From the Guidelines
For patients with a positive HPV test, the most recent guidelines recommend rescreening in 1 year with an HPV test, with or without a concurrent Pap test, regardless of the current Pap test result, as outlined in the 2021 sexually transmitted infections treatment guidelines 1. When considering the management of patients with positive HPV results, several factors come into play, including the specific HPV genotype, concurrent cytology findings, and previous screening results.
- For patients with a positive HPV test and normal cytology (NILM), rescreening should occur in 1 year with an HPV test, with or without a concurrent Pap test 1.
- If HPV 16 or 18 is specifically positive, immediate colposcopy is recommended regardless of cytology results 1.
- For patients with HPV positive results and abnormal cytology (ASC-US or worse), colposcopy is indicated without waiting 1. Key considerations in managing positive HPV results include the risk associated with specific HPV genotypes, the natural history of HPV infections, and the potential for progression to cervical dysplasia and cancer.
- HPV 16 is considered the highest-risk HPV type, and expedited treatment should be considered for HSIL cytology results, with colposcopy recommended in all other cases, even if the cytology test is normal 1.

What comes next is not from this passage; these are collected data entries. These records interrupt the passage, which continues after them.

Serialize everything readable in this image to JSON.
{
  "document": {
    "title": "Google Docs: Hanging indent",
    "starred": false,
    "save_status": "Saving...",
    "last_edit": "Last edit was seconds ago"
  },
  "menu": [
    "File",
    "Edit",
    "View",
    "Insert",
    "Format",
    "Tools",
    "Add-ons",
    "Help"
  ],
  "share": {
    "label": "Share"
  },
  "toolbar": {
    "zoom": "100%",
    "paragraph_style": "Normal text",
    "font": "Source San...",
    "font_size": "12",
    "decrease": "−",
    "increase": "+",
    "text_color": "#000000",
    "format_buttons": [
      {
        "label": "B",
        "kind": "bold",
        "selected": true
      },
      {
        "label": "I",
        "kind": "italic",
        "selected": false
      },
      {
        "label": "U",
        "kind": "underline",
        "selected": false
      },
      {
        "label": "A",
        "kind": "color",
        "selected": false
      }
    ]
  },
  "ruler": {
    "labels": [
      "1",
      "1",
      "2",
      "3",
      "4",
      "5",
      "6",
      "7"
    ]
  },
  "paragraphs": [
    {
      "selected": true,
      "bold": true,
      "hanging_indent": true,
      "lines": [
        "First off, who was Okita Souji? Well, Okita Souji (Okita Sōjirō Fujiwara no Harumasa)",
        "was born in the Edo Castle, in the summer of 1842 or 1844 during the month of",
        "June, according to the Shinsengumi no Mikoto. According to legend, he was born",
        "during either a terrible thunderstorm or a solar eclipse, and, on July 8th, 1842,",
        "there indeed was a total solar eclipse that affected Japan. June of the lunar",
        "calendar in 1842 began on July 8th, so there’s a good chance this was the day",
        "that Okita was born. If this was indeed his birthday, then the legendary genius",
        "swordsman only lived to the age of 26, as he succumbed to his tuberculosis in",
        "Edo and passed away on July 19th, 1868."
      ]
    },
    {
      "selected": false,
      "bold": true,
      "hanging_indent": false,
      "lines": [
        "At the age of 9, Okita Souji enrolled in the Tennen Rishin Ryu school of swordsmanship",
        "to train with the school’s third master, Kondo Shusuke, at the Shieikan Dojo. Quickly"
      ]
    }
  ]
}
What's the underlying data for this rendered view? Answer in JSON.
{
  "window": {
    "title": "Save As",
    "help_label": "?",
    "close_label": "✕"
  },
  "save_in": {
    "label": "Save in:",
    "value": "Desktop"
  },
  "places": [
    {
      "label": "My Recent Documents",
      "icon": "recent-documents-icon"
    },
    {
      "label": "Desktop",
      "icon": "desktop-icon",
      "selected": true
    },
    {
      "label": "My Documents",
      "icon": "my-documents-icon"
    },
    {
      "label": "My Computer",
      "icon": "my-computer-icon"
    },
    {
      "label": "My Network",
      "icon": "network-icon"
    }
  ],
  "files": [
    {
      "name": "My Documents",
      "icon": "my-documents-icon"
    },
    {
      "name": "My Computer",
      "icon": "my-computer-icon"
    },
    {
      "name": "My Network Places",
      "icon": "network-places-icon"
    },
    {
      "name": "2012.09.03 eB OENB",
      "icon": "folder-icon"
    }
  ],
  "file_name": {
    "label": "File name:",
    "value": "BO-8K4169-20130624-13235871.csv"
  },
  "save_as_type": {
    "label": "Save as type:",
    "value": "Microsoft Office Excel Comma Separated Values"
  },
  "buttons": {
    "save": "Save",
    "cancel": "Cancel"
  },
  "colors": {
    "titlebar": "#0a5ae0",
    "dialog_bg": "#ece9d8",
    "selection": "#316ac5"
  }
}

- HPV 18 also has a relatively high association with cancer, and colposcopy is recommended in all cases, even if the cytology test is normal 1. By following these guidelines, clinicians can balance the need for early detection of potential cervical lesions with the risk of unnecessary procedures, recognizing that most HPV infections clear spontaneously within 1-2 years 1.
From the Research
Rescreening Guidelines for Positive HPV
- The Enduring Consensus Cervical Cancer Screening and Management Guidelines Committee developed recommendations for the use of extended genotyping results in cervical cancer prevention programs 2.
- For individuals who test positive for HPV types 16 and 18, colposcopy is recommended 2.
- For those positive for HPV 45,33/58,31,52,35/39/68, or 51 but negative for 16 or 18, triage with cytology or dual stain testing is recommended 2.
- When screening with primary HPV testing, for patients who test positive for HPV types 56/59/66 and no other carcinogenic types, repeat HPV testing in 1 year is recommended 2.
- When screening with cotesting, for those who test positive for HPV types 56/59/66 and no other carcinogenic types, the following guidelines apply:
- 1-year return is recommended for negative for intraepithelial lesion or malignancy, atypical squamous cells of undetermined significance, and low-grade squamous intraepithelial lesion 2.
- Colposcopy is recommended for atypical squamous cells cannot exclude high-grade squamous intraepithelial lesion (ASC-H), atypical glandular cells, high-grade squamous intraepithelial lesion, or carcinoma 2.
Special Considerations
- When patients without prior high-grade cytology or histology are being followed, use of extended genotyping results is acceptable 2.
- When high-grade cytology or histology results are present, or when patients are being followed after treatment of CIN2+, management using the 2019 guidelines is recommended 2.